Он неожиданно шагнул вперед.
— Это больше, чем я смею надеяться — или заслуживаю. О, у вас совершенно измученный вид, сэр! Не расстраивайтесь так. Тучи рассеются. В последнее время вам выпало столько тягостных испытаний! Боюсь, своим поведением я прибавил вам забот.
— Я слишком многое узнал, вот в чем дело. Мужчины и женщины… Только не смейтесь — я намеревался благоразумно и рассудительно наблюдать за их природой со стороны, однако мои сношения с вами… И с ней, и с беднягой Виллером… Прошу вас, не обращайте внимания, эти невольные слезы — результат многочисленных моих ушибов. Господи, человек, который…
— Сколько вам лет?
Когда я ответил, он воскликнул:
— Всего-то?!
— А что вас удивляет? Сколько же мне лет, по-вашему?
— Я думал — больше. Гораздо больше.
Неприступное выражение лица его совершенно изменилось. Я, помедлив, протянул Чарльзу руку, и он, великодушный как истинный англичанин, схватил ее двумя руками и пожал — решительным и сильным пожатием.
— Эдмунд!
— Мой дорогой друг!
Все еще чувствуя некоторую комичность нашего положения, я понял, что наступил момент, когда сдержанность неуместна, и ответил на рукопожатие Чарльза.
ПОСТСКРИПТУМ
В этой же тетради мне следует извиниться за то, что мои записи обрываются столь резко. Возможный читатель — уважаемый читатель — изведет себя в бесконечных поисках объяснения, которого ему или ей никогда не найти. Причина того, что я оставил перо, в каком-то смысле банальная и даже досадная, и в то же время она послужила основанием для всеобщего веселья. Теперь я в безопасности — на суше; я заново научился ходить по твердой земле и подозреваю — хотя, наверное, не подобает так говорить, — что наше тогдашнее веселье представляло собой род помешательства, охватившего весь корабль, как если бы прав был штурман мистер Смайлс.
Итак, коротко.
Пока я и мой дорогой друг Чарльз Саммерс пытались выпутаться из дурацкого недоразумения, Камбершам сменился с вахты.
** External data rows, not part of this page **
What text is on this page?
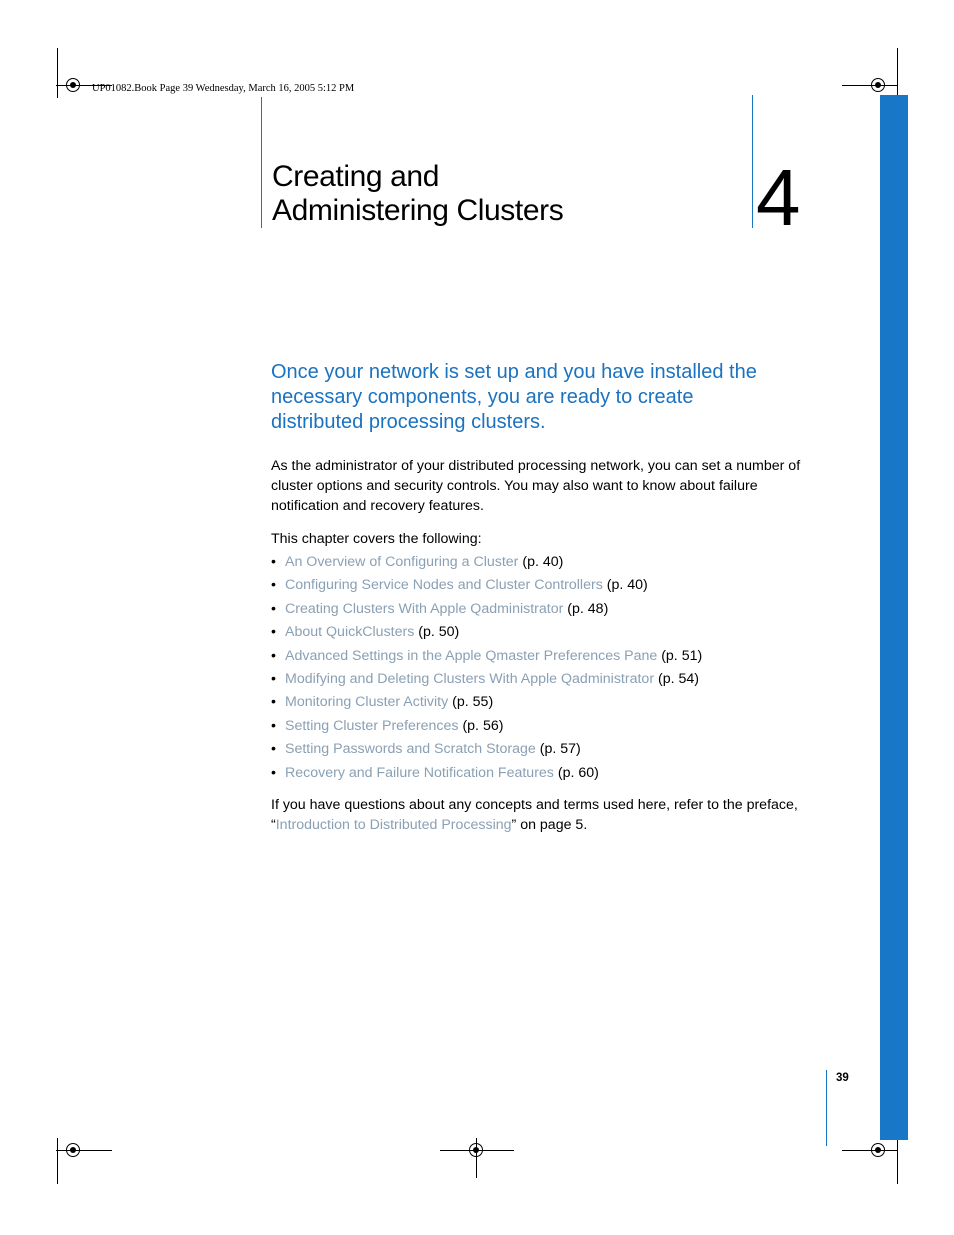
UP01082.Book Page 39 Wednesday, March 16, 2005 5:12 PM
Creating and
Administering Clusters 4

Once your network is set up and you have installed the necessary components, you are ready to create distributed processing clusters.

As the administrator of your distributed processing network, you can set a number of cluster options and security controls. You may also want to know about failure notification and recovery features.

This chapter covers the following:

• An Overview of Configuring a Cluster (p. 40)
• Configuring Service Nodes and Cluster Controllers (p. 40)
• Creating Clusters With Apple Qadministrator (p. 48)
• About QuickClusters (p. 50)
• Advanced Settings in the Apple Qmaster Preferences Pane (p. 51)
• Modifying and Deleting Clusters With Apple Qadministrator (p. 54)
• Monitoring Cluster Activity (p. 55)
• Setting Cluster Preferences (p. 56)
• Setting Passwords and Scratch Storage (p. 57)
• Recovery and Failure Notification Features (p. 60)

If you have questions about any concepts and terms used here, refer to the preface, “Introduction to Distributed Processing” on page 5.

39
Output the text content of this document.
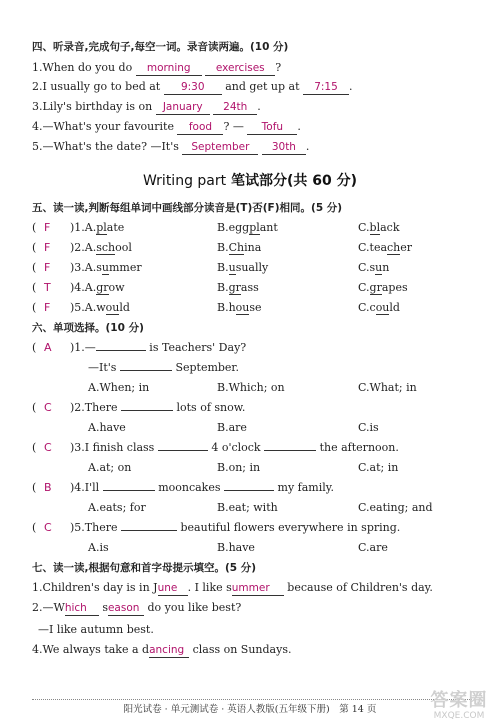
四、听录音,完成句子,每空一词。录音读两遍。(10 分)
1.When do you do morning exercises ?
2.I usually go to bed at 9:30 and get up at 7:15 .
3.Lily's birthday is on January 24th .
4.—What's your favourite food ? — Tofu .
5.—What's the date? —It's September 30th .
Writing part 笔试部分(共 60 分)
五、读一读,判断每组单词中画线部分读音是(T)否(F)相同。(5 分)
( F )1.A.plate	B.eggplant	C.black
( F )2.A.school	B.China	C.teacher
( F )3.A.summer	B.usually	C.sun
( T )4.A.grow	B.grass	C.grapes
( F )5.A.would	B.house	C.could
六、单项选择。(10 分)
( A )1.—	is Teachers' Day?
—It's	September.
A.When; in	B.Which; on	C.What; in
( C )2.There	lots of snow.
A.have	B.are	C.is
( C )3.I finish class	4 o'clock	the afternoon.
A.at; on	B.on; in	C.at; in
( B )4.I'll	mooncakes	my family.
A.eats; for	B.eat; with	C.eating; and
( C )5.There	beautiful flowers everywhere in spring.
A.is	B.have	C.are
七、读一读,根据句意和首字母提示填空。(5 分)
1.Children's day is in June . I like summer because of Children's day.
2.—Which season do you like best?
—I like autumn best.
4.We always take a dancing class on Sundays.
阳光试卷 · 单元测试卷 · 英语人教版(五年级下册)　第 14 页	答案圈
MXQE.COM
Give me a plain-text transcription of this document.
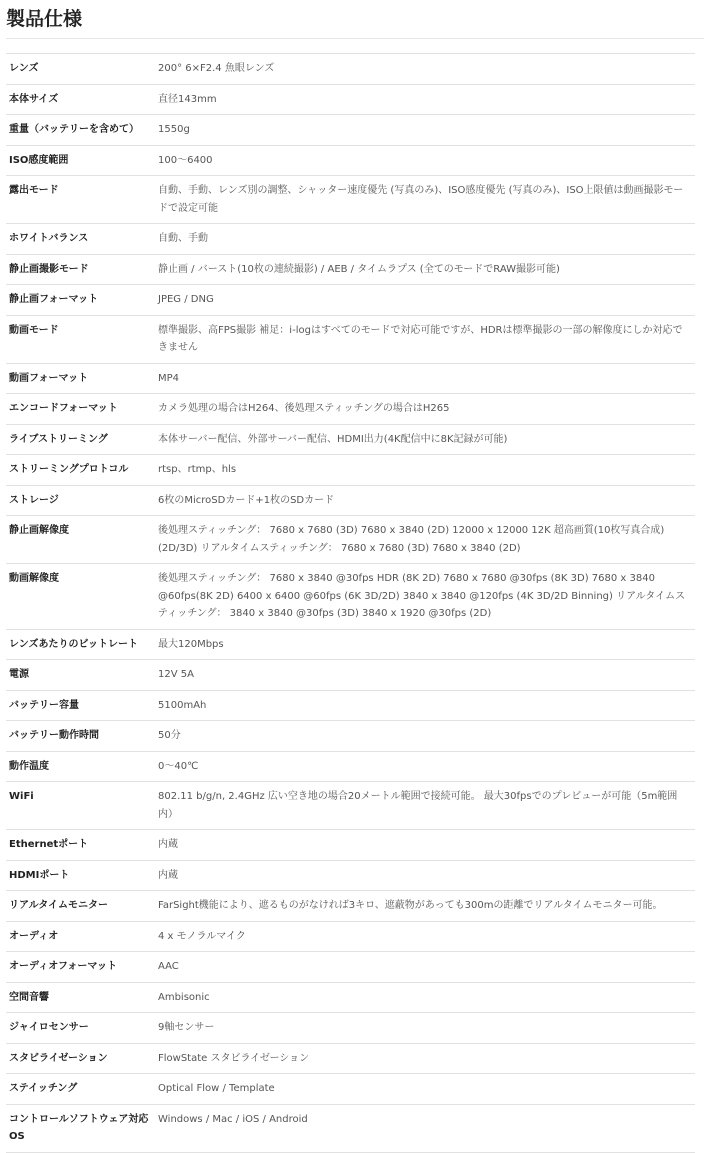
製品仕様
レンズ	200° 6×F2.4 魚眼レンズ
本体サイズ	直径143mm
重量（バッテリーを含めて）	1550g
ISO感度範囲	100〜6400
露出モード	自動、手動、レンズ別の調整、シャッター速度優先 (写真のみ)、ISO感度優先 (写真のみ)、ISO上限値は動画撮影モードで設定可能
ホワイトバランス	自動、手動
静止画撮影モード	静止画 / バースト(10枚の連続撮影) / AEB / タイムラプス (全てのモードでRAW撮影可能)
静止画フォーマット	JPEG / DNG
動画モード	標準撮影、高FPS撮影 補足：i-logはすべてのモードで対応可能ですが、HDRは標準撮影の一部の解像度にしか対応できません
動画フォーマット	MP4
エンコードフォーマット	カメラ処理の場合はH264、後処理スティッチングの場合はH265
ライブストリーミング	本体サーバー配信、外部サーバー配信、HDMI出力(4K配信中に8K記録が可能)
ストリーミングプロトコル	rtsp、rtmp、hls
ストレージ	6枚のMicroSDカード+1枚のSDカード
静止画解像度	後処理スティッチング： 7680 x 7680 (3D) 7680 x 3840 (2D) 12000 x 12000 12K 超高画質(10枚写真合成)(2D/3D) リアルタイムスティッチング： 7680 x 7680 (3D) 7680 x 3840 (2D)
動画解像度	後処理スティッチング： 7680 x 3840 @30fps HDR (8K 2D) 7680 x 7680 @30fps (8K 3D) 7680 x 3840 @60fps(8K 2D) 6400 x 6400 @60fps (6K 3D/2D) 3840 x 3840 @120fps (4K 3D/2D Binning) リアルタイムスティッチング： 3840 x 3840 @30fps (3D) 3840 x 1920 @30fps (2D)
レンズあたりのビットレート	最大120Mbps
電源	12V 5A
バッテリー容量	5100mAh
バッテリー動作時間	50分
動作温度	0〜40℃
WiFi	802.11 b/g/n, 2.4GHz 広い空き地の場合20メートル範囲で接続可能。 最大30fpsでのプレビューが可能（5m範囲内）
Ethernetポート	内蔵
HDMIポート	内蔵
リアルタイムモニター	FarSight機能により、遮るものがなければ3キロ、遮蔽物があっても300mの距離でリアルタイムモニター可能。
オーディオ	4 x モノラルマイク
オーディオフォーマット	AAC
空間音響	Ambisonic
ジャイロセンサー	9軸センサー
スタビライゼーション	FlowState スタビライゼーション
ステイッチング	Optical Flow / Template
コントロールソフトウェア対応OS	Windows / Mac / iOS / Android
Сам я не наблюдал последовавших событий, потому что самоубийство несчастного Виллера, коему я был свидетель, весьма сильно на меня подействовало. Мне пришлось оставаться в каюте, которую нашел для меня Чарльз, и лежать там, страдая от лихорадки; можно подумать, мушкет, помимо того, что убил Виллера, еще и ранил меня. Но мне подробно рассказали о том, как все произошло.
Когда Камбершам спускался вниз, наш баталер взял его в оборот. Мистер Джонс, которого все более заботило его имущество, что было на судне, попросил мистера Камбершама уделить ему несколько секунд. Позднее Камбершам пересказывал эту беседу Чарльзу Саммерсу и другим офицерам с большим весельем.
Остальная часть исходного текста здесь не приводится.